Let me start with minimal monitoring to advance monitoring options that can be used to monitor your application and the servers it’s running on.

  • Minimum Application Monitoring: (Monit)

    monit can be used to monitor your endpoints. It provide a nice and simple web interface to see live status.

    Monit is a small Open Source utility for managing and monitoring Unix systems. Monit conducts automatic maintenance and repair and can execute meaningful causal actions in error situations.

    It provide a nice Web GUI where you can see live status of application interfaces and services.

    If any service goes down or resource utilization crosses threshold, it’ll take action specified by you. Action can be restarting the crashed service, shooting mail to system admin or execution of your provided script or command.

    Monit can help you if you have small infrastrcture. But as the infrastructure grows, handling Dashboard for every server would be weary. So, to ease this you can use Monittr.

    Monittr provides a Ruby interface for the Monit systems management system. Its main goal is to aggregate statistics from multiple Monit instances and display them in an attractive web interface.

    For live monitoring and getting on-time system update on service crash/down or excessive resource utilization, Monit can serve your purpose.

    If you want to read resource utilization pattern, to gauge your infrastructure growth and scale infrastructure accordingly you need to store all these metrics somewhere in centralized storage or Database. Next solution let you read past stored data as well.

Recently I come across a application monitoring architecture being used in one of the pioneer bread & breakfast service provider. This solution is taken out of them.

  • Monitoring like a boss ( Design Yourself)
Phusion Passenger        CollectD+  
        +                    +      
        |                    |      
        |                    |      
        v                    v      
     Mongodb        Carbon(Graphite)
           |            |           
           |   JSON API |           
           |            |           
           |            |           
          | Your cool  |            
          | Dashboard  |            
          |            |            

Send Passenger data into MongoDB. Send CollectD metrics into Graphite database(whisper). Graphite provide JSON API interface render url api which can provide data endpoint to real time metrics.

Now, with collected JSON data from MongoDB and Carbon, you can have a common central JSON API endpoint that can power your dashboard to visualize metrics.

Little on choosing technology for building Dashboard

The big problem broken down into small sub problems.

  Get Data -> Store data ->  Provide JSON Interface -> Pull & Visualize Data

For building realtime dashboard you can use any javascript MVC framework.
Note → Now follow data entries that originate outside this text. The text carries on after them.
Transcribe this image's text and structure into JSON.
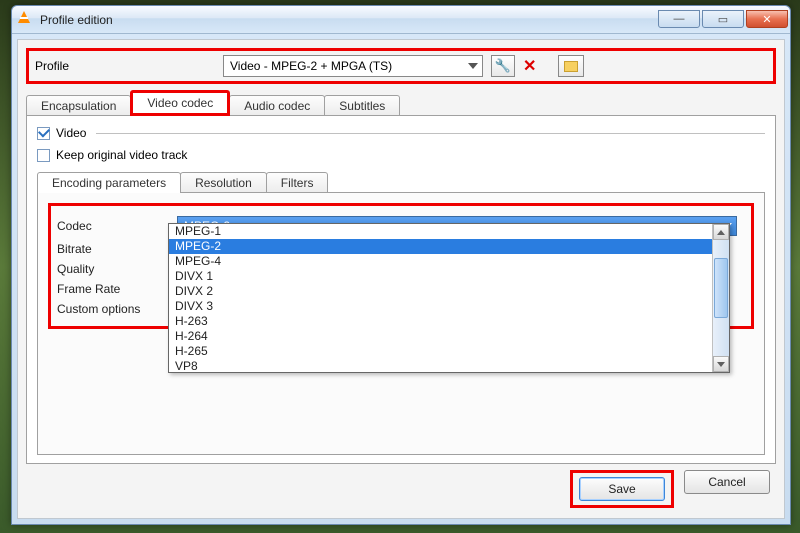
{
  "window": {
    "title": "Profile edition"
  },
  "profile": {
    "label": "Profile",
    "selected": "Video - MPEG-2 + MPGA (TS)"
  },
  "tabs": {
    "encapsulation": "Encapsulation",
    "video_codec": "Video codec",
    "audio_codec": "Audio codec",
    "subtitles": "Subtitles"
  },
  "video_checkbox": "Video",
  "keep_original": "Keep original video track",
  "subtabs": {
    "encoding": "Encoding parameters",
    "resolution": "Resolution",
    "filters": "Filters"
  },
  "form": {
    "codec_label": "Codec",
    "codec_selected": "MPEG-2",
    "bitrate_label": "Bitrate",
    "quality_label": "Quality",
    "frame_rate_label": "Frame Rate",
    "custom_options_label": "Custom options"
  },
  "codec_options": [
    "MPEG-1",
    "MPEG-2",
    "MPEG-4",
    "DIVX 1",
    "DIVX 2",
    "DIVX 3",
    "H-263",
    "H-264",
    "H-265",
    "VP8"
  ],
  "codec_highlighted_index": 1,
  "buttons": {
    "save": "Save",
    "cancel": "Cancel"
  }
}
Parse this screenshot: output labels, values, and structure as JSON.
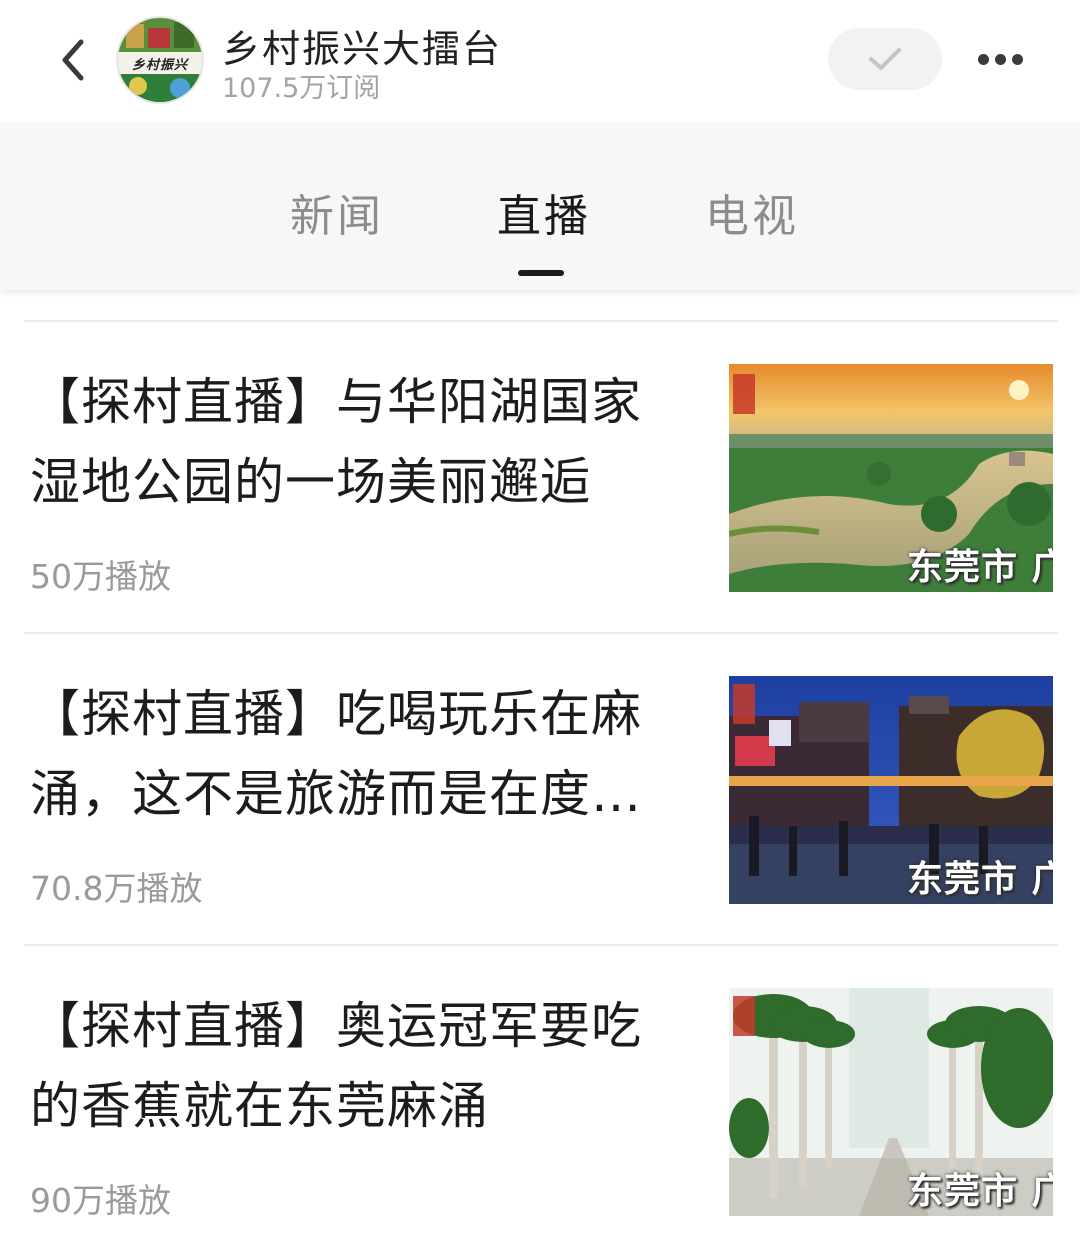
{
  "header": {
    "account_name": "乡村振兴大擂台",
    "subscribers": "107.5万订阅",
    "avatar_text": "乡村振兴"
  },
  "tabs": [
    {
      "label": "新闻",
      "active": false
    },
    {
      "label": "直播",
      "active": true
    },
    {
      "label": "电视",
      "active": false
    }
  ],
  "items": [
    {
      "title": "【探村直播】与华阳湖国家湿地公园的一场美丽邂逅",
      "views": "50万播放",
      "thumb_caption": "东莞市 广",
      "thumb_icon": "lake-wetland-sunset-photo"
    },
    {
      "title": "【探村直播】吃喝玩乐在麻涌，这不是旅游而是在度…",
      "views": "70.8万播放",
      "thumb_caption": "东莞市 广",
      "thumb_icon": "night-street-market-photo"
    },
    {
      "title": "【探村直播】奥运冠军要吃的香蕉就在东莞麻涌",
      "views": "90万播放",
      "thumb_caption": "东莞市 广",
      "thumb_icon": "palm-tree-avenue-photo"
    }
  ],
  "colors": {
    "tab_active": "#1a1a1a",
    "tab_inactive": "#8c8c8c",
    "meta_text": "#9a9a9a",
    "follow_bg": "#f2f2f2"
  }
}
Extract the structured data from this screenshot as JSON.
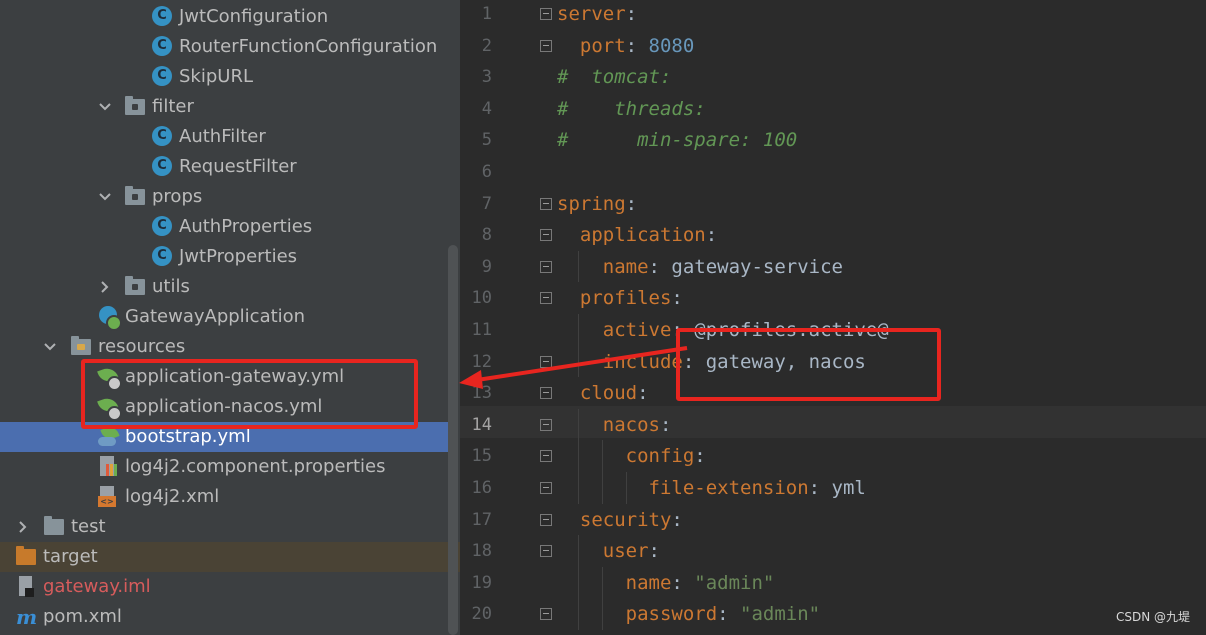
{
  "tree": {
    "items": [
      {
        "label": "JwtConfiguration",
        "icon": "class-icon"
      },
      {
        "label": "RouterFunctionConfiguration",
        "icon": "class-icon"
      },
      {
        "label": "SkipURL",
        "icon": "class-icon"
      },
      {
        "label": "filter",
        "icon": "package-folder-icon",
        "expanded": true
      },
      {
        "label": "AuthFilter",
        "icon": "class-icon"
      },
      {
        "label": "RequestFilter",
        "icon": "class-icon"
      },
      {
        "label": "props",
        "icon": "package-folder-icon",
        "expanded": true
      },
      {
        "label": "AuthProperties",
        "icon": "class-icon"
      },
      {
        "label": "JwtProperties",
        "icon": "class-icon"
      },
      {
        "label": "utils",
        "icon": "package-folder-icon",
        "expanded": false
      },
      {
        "label": "GatewayApplication",
        "icon": "spring-boot-app-icon"
      },
      {
        "label": "resources",
        "icon": "resources-folder-icon",
        "expanded": true
      },
      {
        "label": "application-gateway.yml",
        "icon": "spring-config-icon"
      },
      {
        "label": "application-nacos.yml",
        "icon": "spring-config-icon"
      },
      {
        "label": "bootstrap.yml",
        "icon": "spring-cloud-config-icon",
        "selected": true
      },
      {
        "label": "log4j2.component.properties",
        "icon": "properties-file-icon"
      },
      {
        "label": "log4j2.xml",
        "icon": "xml-file-icon"
      },
      {
        "label": "test",
        "icon": "folder-icon",
        "expanded": false
      },
      {
        "label": "target",
        "icon": "excluded-folder-icon"
      },
      {
        "label": "gateway.iml",
        "icon": "iml-file-icon"
      },
      {
        "label": "pom.xml",
        "icon": "maven-icon"
      }
    ]
  },
  "editor": {
    "current_line": 14,
    "lines": [
      {
        "num": "1",
        "parts": [
          [
            "k",
            "server"
          ],
          [
            "p",
            ":"
          ]
        ]
      },
      {
        "num": "2",
        "parts": [
          [
            "p",
            "  "
          ],
          [
            "k",
            "port"
          ],
          [
            "p",
            ": "
          ],
          [
            "n",
            "8080"
          ]
        ]
      },
      {
        "num": "3",
        "parts": [
          [
            "c",
            "#  tomcat:"
          ]
        ]
      },
      {
        "num": "4",
        "parts": [
          [
            "c",
            "#    threads:"
          ]
        ]
      },
      {
        "num": "5",
        "parts": [
          [
            "c",
            "#      min-spare: 100"
          ]
        ]
      },
      {
        "num": "6",
        "parts": []
      },
      {
        "num": "7",
        "parts": [
          [
            "k",
            "spring"
          ],
          [
            "p",
            ":"
          ]
        ]
      },
      {
        "num": "8",
        "parts": [
          [
            "p",
            "  "
          ],
          [
            "k",
            "application"
          ],
          [
            "p",
            ":"
          ]
        ]
      },
      {
        "num": "9",
        "parts": [
          [
            "p",
            "    "
          ],
          [
            "k",
            "name"
          ],
          [
            "p",
            ": gateway-service"
          ]
        ]
      },
      {
        "num": "10",
        "parts": [
          [
            "p",
            "  "
          ],
          [
            "k",
            "profiles"
          ],
          [
            "p",
            ":"
          ]
        ]
      },
      {
        "num": "11",
        "parts": [
          [
            "p",
            "    "
          ],
          [
            "k",
            "active"
          ],
          [
            "p",
            ": @profiles.active@"
          ]
        ]
      },
      {
        "num": "12",
        "parts": [
          [
            "p",
            "    "
          ],
          [
            "k",
            "include"
          ],
          [
            "p",
            ": gateway, nacos"
          ]
        ]
      },
      {
        "num": "13",
        "parts": [
          [
            "p",
            "  "
          ],
          [
            "k",
            "cloud"
          ],
          [
            "p",
            ":"
          ]
        ]
      },
      {
        "num": "14",
        "parts": [
          [
            "p",
            "    "
          ],
          [
            "k",
            "nacos"
          ],
          [
            "p",
            ":"
          ]
        ]
      },
      {
        "num": "15",
        "parts": [
          [
            "p",
            "      "
          ],
          [
            "k",
            "config"
          ],
          [
            "p",
            ":"
          ]
        ]
      },
      {
        "num": "16",
        "parts": [
          [
            "p",
            "        "
          ],
          [
            "k",
            "file-extension"
          ],
          [
            "p",
            ": yml"
          ]
        ]
      },
      {
        "num": "17",
        "parts": [
          [
            "p",
            "  "
          ],
          [
            "k",
            "security"
          ],
          [
            "p",
            ":"
          ]
        ]
      },
      {
        "num": "18",
        "parts": [
          [
            "p",
            "    "
          ],
          [
            "k",
            "user"
          ],
          [
            "p",
            ":"
          ]
        ]
      },
      {
        "num": "19",
        "parts": [
          [
            "p",
            "      "
          ],
          [
            "k",
            "name"
          ],
          [
            "p",
            ": "
          ],
          [
            "s",
            "\"admin\""
          ]
        ]
      },
      {
        "num": "20",
        "parts": [
          [
            "p",
            "      "
          ],
          [
            "k",
            "password"
          ],
          [
            "p",
            ": "
          ],
          [
            "s",
            "\"admin\""
          ]
        ]
      }
    ]
  },
  "watermark": "CSDN @九堤",
  "colors": {
    "highlight_box": "#e8251f",
    "selection": "#4b6eaf",
    "keyword": "#cc7832",
    "number": "#6897bb",
    "string": "#6a8759",
    "comment": "#629755"
  }
}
AngualarJS or emberJS .

For creating widgets ( gauge, pie chart, geomap etc) you can use AngularJS template directives or emberjs components.

While these approaches are fine, but i would like to introduce web components here, specially polymer.

Web Components usher in a new era of web development based on encapsulated and interoperable custom elements that extend HTML itself. Built atop these new standards, Polymer makes it easier and faster to create anything from a button to a complete application across desktop, mobile, and beyond.

With polymer you can create custom widgets very cleanly. Best part is you can re-use them in your next cool projects.

So, plugging peices together through standard interface you can build a nice appliclation monitoring dashboard for your infrastructure.